You can use a vector for the breaks
argument. R attempts
to estimate bin breakpoints when breaks
is a single number,
but it will honor your input if you provide a vector of breakpoints:
hist(dat_all$WIWA, breaks = 0:7)
Still not exactly what we want. It turns out that for the first bin, R includes both endpoints in its count. In this case it’s counting all of the 0- and 1-observations together.
We can trick R into only counting the lower endpoint if we cleverly manipulate the sequence that we give to bins.
0:7 - 0.5
## [1] -0.5 0.5 1.5 2.5 3.5 4.5 5.5 6.5
If we write code that subtracts a single value (a scalar in linear algebra lingo) from a vector, R will subtract the number from each element in the vector and return the output.
hist(dat_all$WIWA, breaks = 0:7 - .5)
This works because the data were discrete counts. It also looks nicer because the bars are now centered over the census counts.

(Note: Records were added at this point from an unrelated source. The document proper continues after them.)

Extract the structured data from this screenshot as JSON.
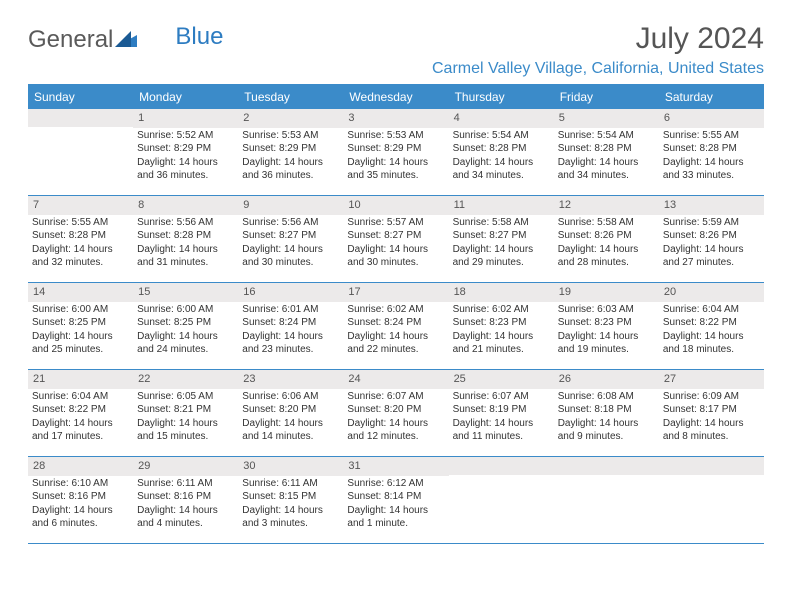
{
  "logo": {
    "text1": "General",
    "text2": "Blue"
  },
  "title": "July 2024",
  "location": "Carmel Valley Village, California, United States",
  "colors": {
    "accent": "#3b8bc9",
    "header_bg": "#3b8bc9",
    "daynum_bg": "#eceaea",
    "text": "#333333",
    "title_text": "#555555"
  },
  "day_names": [
    "Sunday",
    "Monday",
    "Tuesday",
    "Wednesday",
    "Thursday",
    "Friday",
    "Saturday"
  ],
  "weeks": [
    [
      {
        "num": "",
        "sunrise": "",
        "sunset": "",
        "daylight": ""
      },
      {
        "num": "1",
        "sunrise": "Sunrise: 5:52 AM",
        "sunset": "Sunset: 8:29 PM",
        "daylight": "Daylight: 14 hours and 36 minutes."
      },
      {
        "num": "2",
        "sunrise": "Sunrise: 5:53 AM",
        "sunset": "Sunset: 8:29 PM",
        "daylight": "Daylight: 14 hours and 36 minutes."
      },
      {
        "num": "3",
        "sunrise": "Sunrise: 5:53 AM",
        "sunset": "Sunset: 8:29 PM",
        "daylight": "Daylight: 14 hours and 35 minutes."
      },
      {
        "num": "4",
        "sunrise": "Sunrise: 5:54 AM",
        "sunset": "Sunset: 8:28 PM",
        "daylight": "Daylight: 14 hours and 34 minutes."
      },
      {
        "num": "5",
        "sunrise": "Sunrise: 5:54 AM",
        "sunset": "Sunset: 8:28 PM",
        "daylight": "Daylight: 14 hours and 34 minutes."
      },
      {
        "num": "6",
        "sunrise": "Sunrise: 5:55 AM",
        "sunset": "Sunset: 8:28 PM",
        "daylight": "Daylight: 14 hours and 33 minutes."
      }
    ],
    [
      {
        "num": "7",
        "sunrise": "Sunrise: 5:55 AM",
        "sunset": "Sunset: 8:28 PM",
        "daylight": "Daylight: 14 hours and 32 minutes."
      },
      {
        "num": "8",
        "sunrise": "Sunrise: 5:56 AM",
        "sunset": "Sunset: 8:28 PM",
        "daylight": "Daylight: 14 hours and 31 minutes."
      },
      {
        "num": "9",
        "sunrise": "Sunrise: 5:56 AM",
        "sunset": "Sunset: 8:27 PM",
        "daylight": "Daylight: 14 hours and 30 minutes."
      },
      {
        "num": "10",
        "sunrise": "Sunrise: 5:57 AM",
        "sunset": "Sunset: 8:27 PM",
        "daylight": "Daylight: 14 hours and 30 minutes."
      },
      {
        "num": "11",
        "sunrise": "Sunrise: 5:58 AM",
        "sunset": "Sunset: 8:27 PM",
        "daylight": "Daylight: 14 hours and 29 minutes."
      },
      {
        "num": "12",
        "sunrise": "Sunrise: 5:58 AM",
        "sunset": "Sunset: 8:26 PM",
        "daylight": "Daylight: 14 hours and 28 minutes."
      },
      {
        "num": "13",
        "sunrise": "Sunrise: 5:59 AM",
        "sunset": "Sunset: 8:26 PM",
        "daylight": "Daylight: 14 hours and 27 minutes."
      }
    ],
    [
      {
        "num": "14",
        "sunrise": "Sunrise: 6:00 AM",
        "sunset": "Sunset: 8:25 PM",
        "daylight": "Daylight: 14 hours and 25 minutes."
      },
      {
        "num": "15",
        "sunrise": "Sunrise: 6:00 AM",
        "sunset": "Sunset: 8:25 PM",
        "daylight": "Daylight: 14 hours and 24 minutes."
      },
      {
        "num": "16",
        "sunrise": "Sunrise: 6:01 AM",
        "sunset": "Sunset: 8:24 PM",
        "daylight": "Daylight: 14 hours and 23 minutes."
      },
      {
        "num": "17",
        "sunrise": "Sunrise: 6:02 AM",
        "sunset": "Sunset: 8:24 PM",
        "daylight": "Daylight: 14 hours and 22 minutes."
      },
      {
        "num": "18",
        "sunrise": "Sunrise: 6:02 AM",
        "sunset": "Sunset: 8:23 PM",
        "daylight": "Daylight: 14 hours and 21 minutes."
      },
      {
        "num": "19",
        "sunrise": "Sunrise: 6:03 AM",
        "sunset": "Sunset: 8:23 PM",
        "daylight": "Daylight: 14 hours and 19 minutes."
      },
      {
        "num": "20",
        "sunrise": "Sunrise: 6:04 AM",
        "sunset": "Sunset: 8:22 PM",
        "daylight": "Daylight: 14 hours and 18 minutes."
      }
    ],
    [
      {
        "num": "21",
        "sunrise": "Sunrise: 6:04 AM",
        "sunset": "Sunset: 8:22 PM",
        "daylight": "Daylight: 14 hours and 17 minutes."
      },
      {
        "num": "22",
        "sunrise": "Sunrise: 6:05 AM",
        "sunset": "Sunset: 8:21 PM",
        "daylight": "Daylight: 14 hours and 15 minutes."
      },
      {
        "num": "23",
        "sunrise": "Sunrise: 6:06 AM",
        "sunset": "Sunset: 8:20 PM",
        "daylight": "Daylight: 14 hours and 14 minutes."
      },
      {
        "num": "24",
        "sunrise": "Sunrise: 6:07 AM",
        "sunset": "Sunset: 8:20 PM",
        "daylight": "Daylight: 14 hours and 12 minutes."
      },
      {
        "num": "25",
        "sunrise": "Sunrise: 6:07 AM",
        "sunset": "Sunset: 8:19 PM",
        "daylight": "Daylight: 14 hours and 11 minutes."
      },
      {
        "num": "26",
        "sunrise": "Sunrise: 6:08 AM",
        "sunset": "Sunset: 8:18 PM",
        "daylight": "Daylight: 14 hours and 9 minutes."
      },
      {
        "num": "27",
        "sunrise": "Sunrise: 6:09 AM",
        "sunset": "Sunset: 8:17 PM",
        "daylight": "Daylight: 14 hours and 8 minutes."
      }
    ],
    [
      {
        "num": "28",
        "sunrise": "Sunrise: 6:10 AM",
        "sunset": "Sunset: 8:16 PM",
        "daylight": "Daylight: 14 hours and 6 minutes."
      },
      {
        "num": "29",
        "sunrise": "Sunrise: 6:11 AM",
        "sunset": "Sunset: 8:16 PM",
        "daylight": "Daylight: 14 hours and 4 minutes."
      },
      {
        "num": "30",
        "sunrise": "Sunrise: 6:11 AM",
        "sunset": "Sunset: 8:15 PM",
        "daylight": "Daylight: 14 hours and 3 minutes."
      },
      {
        "num": "31",
        "sunrise": "Sunrise: 6:12 AM",
        "sunset": "Sunset: 8:14 PM",
        "daylight": "Daylight: 14 hours and 1 minute."
      },
      {
        "num": "",
        "sunrise": "",
        "sunset": "",
        "daylight": ""
      },
      {
        "num": "",
        "sunrise": "",
        "sunset": "",
        "daylight": ""
      },
      {
        "num": "",
        "sunrise": "",
        "sunset": "",
        "daylight": ""
      }
    ]
  ]
}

If we wanted to use code like this with data for which we didn’t know the maximum value ahead of time we could write:
par(mfrow = c(1, 2))
dat = dat_all$WIWA
hist(dat, breaks = 0:(max(dat) + 1) - 0.5, main = "Histogram of\nWilson's Warbler counts")
dat = dat_all$GRJA
hist(dat, breaks = 0:(max(dat) + 1) - 0.5, main = "Histogram of\nGray Jay counts")
I’ll try a Poisson distribution with lambda = 1.0:
sum(log(dpois(x = dat_all$WIWA, lambda = 1.0)))
## [1] -1739.857
Consider the likelihood calculation example for 2 observations of Wilson’s Warblers using a Poisson distribution model.
wiwa_counts = c(2, 6)
dpois(x = wiwa_counts, lambda = 4.5)
## [1] 0.1124786 0.1281201
In the walkthrough, I tried using a Poisson distribution with \(\lambda = 1.0\) to model the set of census counts of Wilson’s Warbler.
You will create your own models for the census count of Winter Wrens.
Find the \(\lambda\) value of a Poisson model that makes all of the observed the Winter Wren’s census counts most likely.
Plot a histogram of Winter Wren counts (Check the metadata file to find the abbreviation for Winter Wrens). Make sure you choose an appropriate number of bins for the plot.
As a group, you’ll be searching for the value of \(\lambda\) that maximizes the sum of log-likelihood. In other words, you’ll find the the model parameter that makes the values of observed wren census counts most likely.
In the walkthrough, I tried using a Poisson distribution with \(\lambda = 1.0\) to model the set of census counts of Wilson’s Warblers.
You will create models for the census count of Winter Wrens.
You explored the use of two discrete parametric distributions to model the Winter Wren census counts.
Consider a vector of random, normally-distributed numbers:
set.seed(1)
vec_rnorm = rnorm(n = 10, mean = 0, sd = 1)
We know that the numbers came from a normally-distributed population with mean 0 and standard deviation 1.
How could I calculate the log-likelihood that the observed numbers in the vector came from a standard normal distribution?
Load the Palmer penguins dataset.
Assume the data for flipper length are normally-distributed (they are not).
Determine maximum likelihood estimates for mean and standard deviation of a normal distribution that best describes the flipper lengths.